Consensus on the findings was hardly the most difficult job for the Commission. The issue of reparations was riddled with disagreements, as many of the hardships faced by interned Japanese Americans were difficult to quantify, such as racial stigma and lack of job education. Bernstein looks back on it as the most challenging aspect of her job. She recalls: “It was the one area that I didn’t know if I was going to have any consensus whatsoever.” Something this divisive could have resulted in the whole Congress opposed, save the four Japanese-American congressmen, who would “be torn to smithereens by it.”
As the inquiry occurred forty years after the war, many were split on the best course of action: whether to pursue monetary funding, or whether that would be counterproductive and give rise to racism. Ms.
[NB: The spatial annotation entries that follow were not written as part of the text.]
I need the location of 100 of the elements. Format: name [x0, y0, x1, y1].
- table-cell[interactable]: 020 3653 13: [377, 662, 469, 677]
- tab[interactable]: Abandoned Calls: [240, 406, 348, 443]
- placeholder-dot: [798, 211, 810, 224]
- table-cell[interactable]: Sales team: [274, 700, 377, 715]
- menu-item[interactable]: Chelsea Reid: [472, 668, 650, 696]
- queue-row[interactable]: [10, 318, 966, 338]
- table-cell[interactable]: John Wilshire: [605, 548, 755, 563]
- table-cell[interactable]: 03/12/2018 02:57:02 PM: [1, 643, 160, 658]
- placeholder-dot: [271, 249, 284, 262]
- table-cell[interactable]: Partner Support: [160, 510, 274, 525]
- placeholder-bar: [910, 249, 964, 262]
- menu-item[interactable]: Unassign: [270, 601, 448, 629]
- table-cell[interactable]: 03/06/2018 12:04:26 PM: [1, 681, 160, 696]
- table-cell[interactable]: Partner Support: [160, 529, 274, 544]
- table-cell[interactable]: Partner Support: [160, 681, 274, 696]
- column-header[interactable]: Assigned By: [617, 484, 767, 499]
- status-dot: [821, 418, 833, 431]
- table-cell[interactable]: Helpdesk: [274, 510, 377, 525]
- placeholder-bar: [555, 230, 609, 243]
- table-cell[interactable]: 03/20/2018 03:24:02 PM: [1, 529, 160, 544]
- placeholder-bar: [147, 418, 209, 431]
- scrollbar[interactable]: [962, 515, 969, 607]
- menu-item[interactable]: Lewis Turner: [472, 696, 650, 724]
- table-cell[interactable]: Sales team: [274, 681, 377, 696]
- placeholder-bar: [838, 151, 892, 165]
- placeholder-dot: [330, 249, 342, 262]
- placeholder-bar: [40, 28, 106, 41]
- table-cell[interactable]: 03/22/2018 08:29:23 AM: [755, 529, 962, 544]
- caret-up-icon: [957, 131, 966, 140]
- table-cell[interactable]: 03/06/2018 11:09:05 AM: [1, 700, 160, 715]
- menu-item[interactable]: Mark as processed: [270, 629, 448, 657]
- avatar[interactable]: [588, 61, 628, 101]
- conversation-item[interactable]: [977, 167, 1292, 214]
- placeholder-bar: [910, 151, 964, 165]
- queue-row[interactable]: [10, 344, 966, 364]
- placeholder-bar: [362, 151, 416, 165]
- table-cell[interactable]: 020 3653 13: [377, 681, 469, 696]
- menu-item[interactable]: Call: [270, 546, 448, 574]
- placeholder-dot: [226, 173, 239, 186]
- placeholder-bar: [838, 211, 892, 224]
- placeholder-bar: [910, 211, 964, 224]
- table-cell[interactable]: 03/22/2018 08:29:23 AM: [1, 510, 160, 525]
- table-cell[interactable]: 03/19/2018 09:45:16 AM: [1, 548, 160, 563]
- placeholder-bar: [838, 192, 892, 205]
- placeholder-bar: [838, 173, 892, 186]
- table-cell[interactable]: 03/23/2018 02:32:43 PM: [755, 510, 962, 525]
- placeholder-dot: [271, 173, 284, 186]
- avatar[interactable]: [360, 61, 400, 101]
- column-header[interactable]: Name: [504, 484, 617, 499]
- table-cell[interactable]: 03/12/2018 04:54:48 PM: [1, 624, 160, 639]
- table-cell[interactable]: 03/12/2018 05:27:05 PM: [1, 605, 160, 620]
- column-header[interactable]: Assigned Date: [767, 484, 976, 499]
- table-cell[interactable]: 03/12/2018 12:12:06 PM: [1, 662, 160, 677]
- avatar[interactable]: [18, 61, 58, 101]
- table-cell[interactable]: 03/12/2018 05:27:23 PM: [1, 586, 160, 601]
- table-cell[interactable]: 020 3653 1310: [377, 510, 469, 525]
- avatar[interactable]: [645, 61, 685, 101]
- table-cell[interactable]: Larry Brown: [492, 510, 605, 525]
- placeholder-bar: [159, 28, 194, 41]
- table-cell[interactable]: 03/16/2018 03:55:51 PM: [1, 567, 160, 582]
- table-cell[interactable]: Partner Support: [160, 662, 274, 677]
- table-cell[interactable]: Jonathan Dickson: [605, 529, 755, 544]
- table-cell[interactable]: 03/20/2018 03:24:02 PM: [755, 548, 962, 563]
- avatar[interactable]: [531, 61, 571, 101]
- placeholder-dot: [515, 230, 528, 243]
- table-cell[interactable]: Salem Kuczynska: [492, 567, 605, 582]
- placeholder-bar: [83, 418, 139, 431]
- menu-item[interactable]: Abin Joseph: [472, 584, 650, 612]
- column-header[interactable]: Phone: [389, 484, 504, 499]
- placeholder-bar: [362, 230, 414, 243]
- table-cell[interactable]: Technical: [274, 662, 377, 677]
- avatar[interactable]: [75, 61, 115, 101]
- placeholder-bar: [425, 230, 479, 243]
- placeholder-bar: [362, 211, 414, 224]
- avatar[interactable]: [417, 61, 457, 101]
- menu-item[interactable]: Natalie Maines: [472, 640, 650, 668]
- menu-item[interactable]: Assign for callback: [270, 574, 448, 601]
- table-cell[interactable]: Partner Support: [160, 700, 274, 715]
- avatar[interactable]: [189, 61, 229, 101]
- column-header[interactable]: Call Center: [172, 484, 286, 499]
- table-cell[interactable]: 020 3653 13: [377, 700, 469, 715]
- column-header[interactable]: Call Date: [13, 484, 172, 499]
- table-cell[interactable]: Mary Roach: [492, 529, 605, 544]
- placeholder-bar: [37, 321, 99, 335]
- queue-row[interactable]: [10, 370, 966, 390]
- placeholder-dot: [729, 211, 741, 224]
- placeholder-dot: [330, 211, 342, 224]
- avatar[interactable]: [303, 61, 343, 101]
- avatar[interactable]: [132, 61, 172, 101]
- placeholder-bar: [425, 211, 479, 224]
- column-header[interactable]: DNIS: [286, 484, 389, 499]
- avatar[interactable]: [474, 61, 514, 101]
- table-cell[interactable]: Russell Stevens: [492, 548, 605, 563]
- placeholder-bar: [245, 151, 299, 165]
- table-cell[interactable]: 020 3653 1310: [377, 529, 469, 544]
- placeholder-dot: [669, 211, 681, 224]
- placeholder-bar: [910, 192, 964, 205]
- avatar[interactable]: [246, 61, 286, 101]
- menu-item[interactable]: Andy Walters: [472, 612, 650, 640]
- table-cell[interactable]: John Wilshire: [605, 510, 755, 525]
Bernstein drew comparisons to Jewish people during and after World War II, who had a “horrible” time deciding “who was going to speak up, [while] others that took the position … don’t rock the boat, don’t make waves.” The Japanese during the reparations debate divided along similar lines and worried that racists would take advantage of any perceived conflict.
Others were concerned that reparations offered preferential treatment to only a few abused minorities. The Commission faced concerns about consistency, considering the lack of reparations given to slaves. Many cited civil rights laws as sufficient compensation, although
others took the stance that slaves had been made to suffer for 200 years in various ways, so “why would you do it here if you didn’t do it there?”
Ms. Bernstein sped up the Commission’s work to unprecedented levels, ultimately finishing after two years, to the shock of her Washington colleagues. Senator Inouye remarked on the intense pace of the project, to which Bernstein replied, “Senator, I believe this is already 40 years old, that if we don’t finish it now, [we’re] not really going to.” This philosophy was not new to Ms. Bernstein. She placed the project on the fast track from the start. “It’s one of the things that I just feel that when you undertake – I don’t know, it’s something inherent – get it done,” she recalled.
In 1983, the Commission issued its 467-page report entitled “Personal Justice Denied,” which concluded that the internment of Japanese Americans lacked any legitimate justification and amounted to a “grave injustice.” All nine members of the Commission unanimously endorsed its findings. The report gave considerable momentum to the reparations question, and in 1988, President Reagan signed the Civil Liberties Act, which gave a formal apology to the Japanese American community and paid out $20,000 to every surviving victim. It was Jodie Bernstein’s drive and determination in the face of a challenge that gave such a life-changing project the spark it needed to be successful.